Doch ein gedehnter Augenblick dieses „turbulenten Sommers“, der von Abe und Jill aus dem Off erzählt wird, verändert alles. In einem Diner belauschen die beiden zufällig das Gespräch am Nebentisch, in dem sich eine geschiedene Frau und Mutter bitter und verzweifelt über einen ungerechten Richter namens Spangler beklagt. Dieser vertritt als Vorsitzender in einem Sorgerechtsstreit mit grober Parteilichkeit die Interessen ihres Ex-Mannes und will diesem die Kinder zusprechen. Noch während Abe Lucas, gleichermaßen aufgewühlt und sinnierend, zuhört, entwickelt er, von einem starken „Bauchgefühl“ beflügelt, Mordphantasien. Ist es etwa nicht geradezu notwendig, durch die Ermordung eines schlechten Richters die Welt ein bisschen besser zu machen?, fragt er sich. Und gibt es diesbezüglich nicht sogar eine moralische Pflicht zum Handeln? Schon durch den in ihm reifenden Plan, der den perfekten Mord zum kreativen Akt stilisiert, gewinnt der Philosophielehrer eine neue, längst verloren geglaubte Lebendigkeit zurück. Und nach der mit kalter Berechnung vollzogenen Tat nimmt sein jetzt rauschhaft gesteigerter Lebenshunger noch zu: Abe fühlt sich erfüllt und befreit und „wiedergeboren“. Er widersteht nicht länger Jills Liebeswerben, blüht sexuell auf und gewinnt, wie er sagt, die Kontrolle über sein Leben zurück.
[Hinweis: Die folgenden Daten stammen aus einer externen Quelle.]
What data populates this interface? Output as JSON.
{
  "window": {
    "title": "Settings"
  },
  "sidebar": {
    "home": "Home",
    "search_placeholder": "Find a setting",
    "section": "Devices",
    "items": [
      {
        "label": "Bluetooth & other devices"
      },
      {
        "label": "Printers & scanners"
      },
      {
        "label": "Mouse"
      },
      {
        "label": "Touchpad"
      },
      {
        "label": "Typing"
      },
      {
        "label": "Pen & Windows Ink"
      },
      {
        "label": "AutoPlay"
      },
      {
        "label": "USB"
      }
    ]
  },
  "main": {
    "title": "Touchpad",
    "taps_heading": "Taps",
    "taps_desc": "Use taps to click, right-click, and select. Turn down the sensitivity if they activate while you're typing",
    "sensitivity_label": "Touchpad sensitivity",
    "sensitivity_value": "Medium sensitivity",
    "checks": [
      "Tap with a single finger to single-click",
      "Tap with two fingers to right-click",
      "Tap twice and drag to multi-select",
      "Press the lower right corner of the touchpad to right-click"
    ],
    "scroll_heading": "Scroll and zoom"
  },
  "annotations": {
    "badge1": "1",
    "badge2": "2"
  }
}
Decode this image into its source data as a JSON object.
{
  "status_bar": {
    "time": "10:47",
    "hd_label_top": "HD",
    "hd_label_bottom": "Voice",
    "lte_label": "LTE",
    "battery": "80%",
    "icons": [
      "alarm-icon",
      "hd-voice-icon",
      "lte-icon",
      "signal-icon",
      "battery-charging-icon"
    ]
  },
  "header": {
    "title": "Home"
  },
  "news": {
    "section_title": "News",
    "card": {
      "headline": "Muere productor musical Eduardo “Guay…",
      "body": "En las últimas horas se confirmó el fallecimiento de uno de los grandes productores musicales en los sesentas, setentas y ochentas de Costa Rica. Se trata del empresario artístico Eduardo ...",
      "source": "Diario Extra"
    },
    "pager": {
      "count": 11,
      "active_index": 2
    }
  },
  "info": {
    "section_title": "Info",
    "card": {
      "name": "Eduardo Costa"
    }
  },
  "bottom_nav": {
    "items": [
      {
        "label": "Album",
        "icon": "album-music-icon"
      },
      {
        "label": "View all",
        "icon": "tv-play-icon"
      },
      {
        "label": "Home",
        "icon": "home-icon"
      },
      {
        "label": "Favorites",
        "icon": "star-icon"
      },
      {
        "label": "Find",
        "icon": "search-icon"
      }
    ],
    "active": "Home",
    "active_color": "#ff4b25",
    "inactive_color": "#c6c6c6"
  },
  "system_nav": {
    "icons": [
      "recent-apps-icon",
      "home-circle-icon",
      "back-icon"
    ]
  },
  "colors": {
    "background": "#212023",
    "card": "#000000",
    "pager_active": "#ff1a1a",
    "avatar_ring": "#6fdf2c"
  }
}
Einmal wundert er sich im Gespräch mit Jill über die Ironie des Lebens, die sich im ebenso plötzlichen wie unverhofften Wechsel von Dunkelheit und Licht vollzieht. Woody Allen, der demnächst achtzig Jahre alt wird, übersetzt mit gewohnter Beiläufigkeit diesen ambivalenten, nicht zuletzt vom Zufall bestimmten Wechsel in die Ironie seines Films. Dieser mündet zwar in einem schwarzen Abgrund, seine Leichtigkeit, vom luftig-perlenden Jazz des Ramsey Lewis Trios getragen, wird davon jedoch kaum berührt.